In April and May, feeding tunnels with beetle larvae can be found on canola stems. Often numerous larvae live in each stem, so that such shoots then appear really hollowed out. Often there is also a bending of the shoot and a bursting of the stem.

Host plants

The pest lives on a wide variety of cruciferous species. Which ones are attacked depends primarily on their availability. For example, in early spring after overwintering, mainly winter rape and cabbage seed bearers are present. Cabbage vegetables, horseradish or radishes, on the other hand, are only attacked later by stragglers.


The great canola stem weevil is widespread in Europe and is usually very common in all areas where canola, cabbage vegetables or horseradish are grown.

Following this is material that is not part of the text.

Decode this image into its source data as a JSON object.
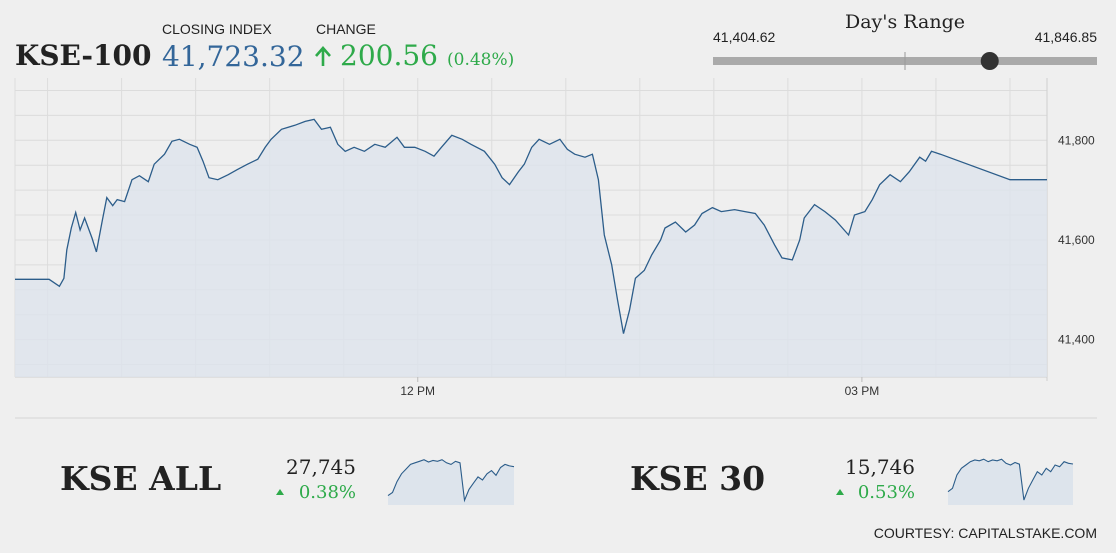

Propagation and transmission

The flight-capable beetles actively migrate into canola fields as soon as air temperatures exceed 12 °C. The time of flight into the canola fields can be determined by means of yellow trays.

Economic importance

Maturation feeding by females prior to oviposition on leaves is rather insignificant. However, the chemicals secreted during oviposition cause tissue growth on the stems, which can lead to cracking and buckling of the canola plants. The canola plants damaged in this way are further weakened by subsequent frost or drought and may thus be severely reduced in yield.

Prevention and control

  • Control measures on oilseed rape are carried out by chemically controlling the adult beetles with products against oilseed rape stem weevils or biting insects on oilseed rape (see list of plant protection products authorised in Austria).
  • The best time for application is in early spring as soon as the first beetles are flying but no eggs have yet been laid. The eggs and larvae are very well protected in the rapeseed stalks and cannot be controlled chemically. However, if the treatment is carried out too early, when the flight from the winter quarters is not yet complete, a second treatment may have to be carried out.
  • To determine the flight of the rape stem weevil, yellow, water-filled coloured trays are placed in the rape field. These "yellow trays" must be placed in a warm spot in the oilseed rape crop and checked daily for beetles. It is advisable to add a few drops of washing-up liquid and a little spirit. This will prevent the water from freezing on cold nights. Rapeseed weevils can be easily caught in yellow trays when they fly in. This is no longer the case once they start laying their eggs.
  • The threshold value for spraying measures quoted in the literature is around three beetles per yellow tray per day. However, the locally adapted threshold value can deviate from this and be considerably higher. It is advisable to keep precise records of the success of the measure so that experience is retained for future years.